Test backend application #11

• How to test end to end traffic?

Open the browser and issue the following command on the browser

http://BIG-IP-Virtual_IP:8080

here the BIG-IP-Virtual_IP is the Management IP of BIG-IP, notice the port we are using now to connect to the back end application is "8080"

You shoud get a response as shown below from the Gruyere server. This is an open source server with existing vulnerabilities. This is a cheesy web application that allows its users to publish snippets of text and store assorted files. "Unfortunately," Gruyere has multiple security bugs ranging from cross-site scripting and cross-site request forgery, to information disclosure, denial of service, and remote code execution. The goal of this lab is to guide you through discovering some of these bugs and learning how we can fix this using F5 Advanced Web Application Firewall and protect theapplication from Cross Site Scripting.
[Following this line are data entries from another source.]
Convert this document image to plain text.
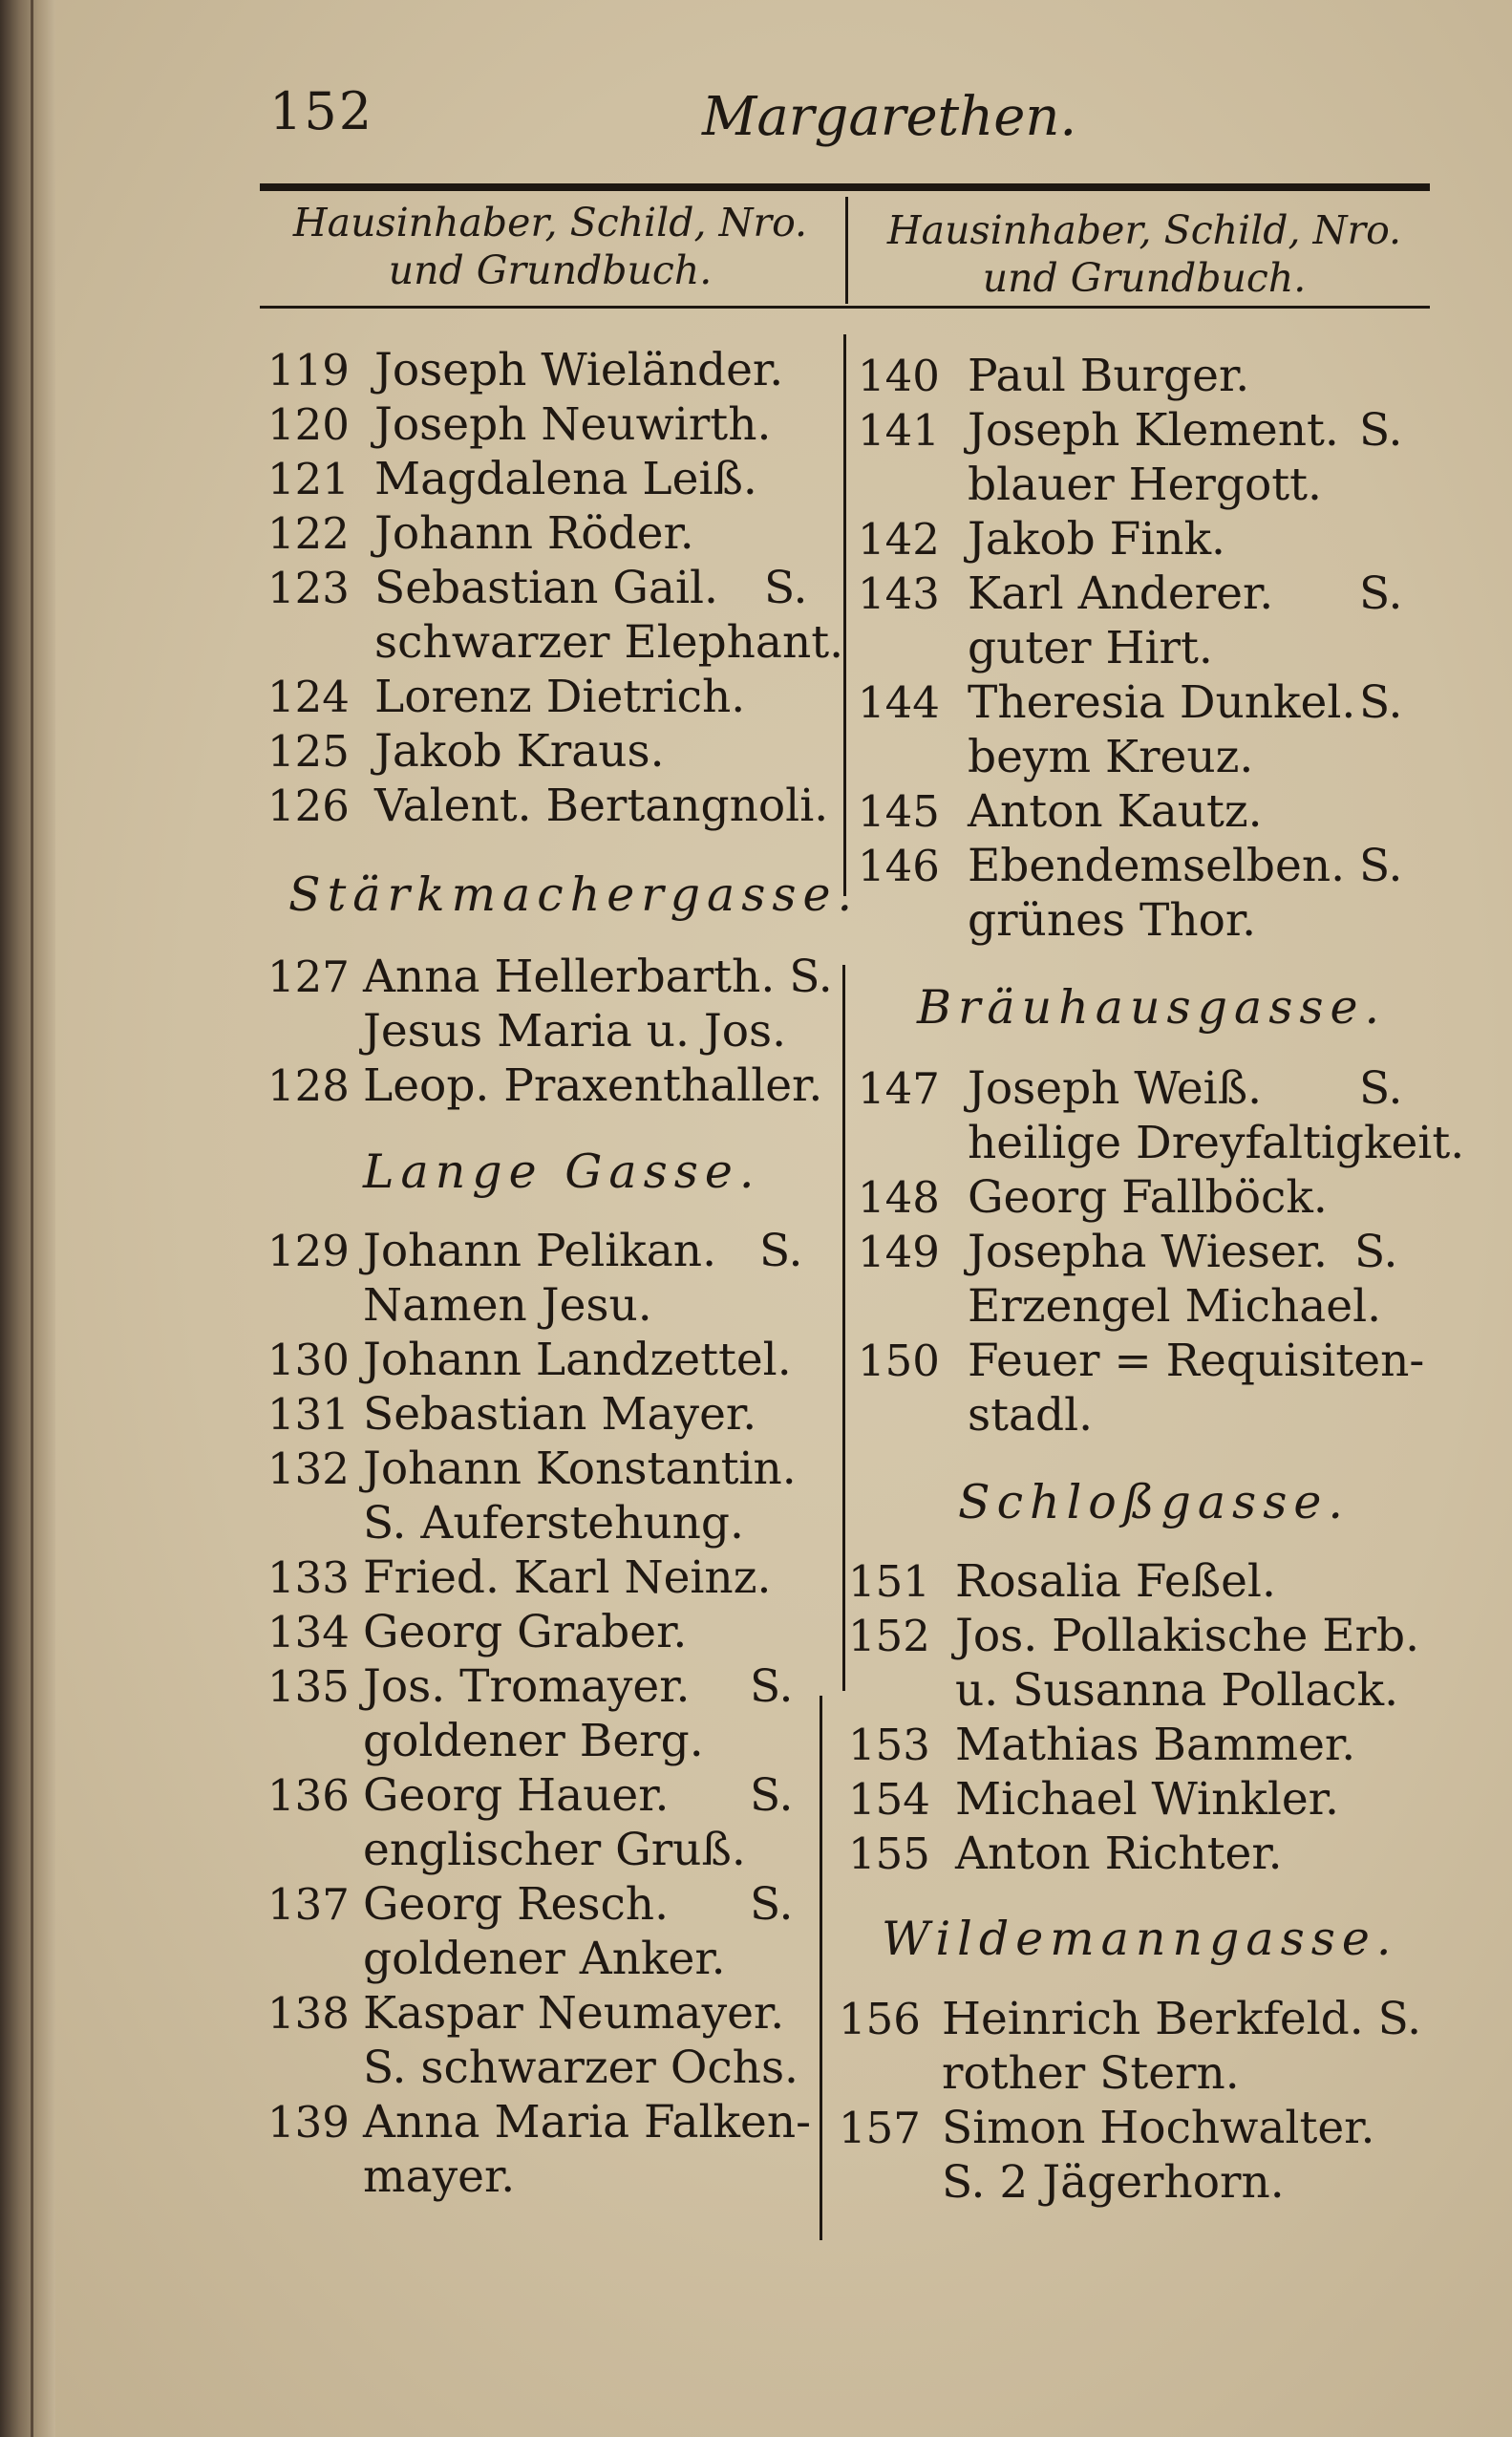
152	Margarethen.
Hausinhaber, Schild, Nro.
und Grundbuch.
Hausinhaber, Schild, Nro.
und Grundbuch.
119 Joseph Wieländer.
120 Joseph Neuwirth.
121 Magdalena Leiß.
122 Johann Röder.
123 Sebastian Gail. S.
schwarzer Elephant.
124 Lorenz Dietrich.
125 Jakob Kraus.
126 Valent. Bertangnoli.
Stärkmachergasse.
127 Anna Hellerbarth. S.
Jesus Maria u. Jos.
128 Leop. Praxenthaller.
Lange Gasse.
129 Johann Pelikan. S.
Namen Jesu.
130 Johann Landzettel.
131 Sebastian Mayer.
132 Johann Konstantin.
S. Auferstehung.
133 Fried. Karl Neinz.
134 Georg Graber.
135 Jos. Tromayer. S.
goldener Berg.
136 Georg Hauer. S.
englischer Gruß.
137 Georg Resch. S.
goldener Anker.
138 Kaspar Neumayer.
S. schwarzer Ochs.
139 Anna Maria Falken-
mayer.
140 Paul Burger.
141 Joseph Klement. S.
blauer Hergott.
142 Jakob Fink.
143 Karl Anderer. S.
guter Hirt.
144 Theresia Dunkel. S.
beym Kreuz.
145 Anton Kautz.
146 Ebendemselben. S.
grünes Thor.
Bräuhausgasse.
147 Joseph Weiß. S.
heilige Dreyfaltigkeit.
148 Georg Fallböck.
149 Josepha Wieser. S.
Erzengel Michael.
150 Feuer = Requisiten-
stadl.
Schloßgasse.
151 Rosalia Feßel.
152 Jos. Pollakische Erb.
u. Susanna Pollack.
153 Mathias Bammer.
154 Michael Winkler.
155 Anton Richter.
Wildemanngasse.
156 Heinrich Berkfeld. S.
rother Stern.
157 Simon Hochwalter.
S. 2 Jägerhorn.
More information on the App is at https://google-gruyere.appspot.com/

1. Lets create a "test" account
2. Click on the Sign up button on the extreme right
3. Enter username & password as test/test and login with same credentials

1. Click on the New Snippet button on the extreme left
2. Add a new snipped <a href="http://example.com">test2</a>
3. We are creating a snippet which will create a pointer to a web site
4. This means we can create forms and also use the application

1. Now lets see if this application has Cross Scripting Vulnerabilities
2. Click on the New Snippet button again and add a new snipped as <a onmouseover="alert(1)"href="#">test3</a>
3. Submit the form and see what happens

1. You will see that the application exposes the XSS vulnerabilites

1. Another test you can do is logout from the Website
2. Do http://VIP-IP-Adress:8080/login/<script>alert(1)</script>

1. You will see the response back when we try to inject script.
2. This is vulnerable application and we need to protect users from accessing the same.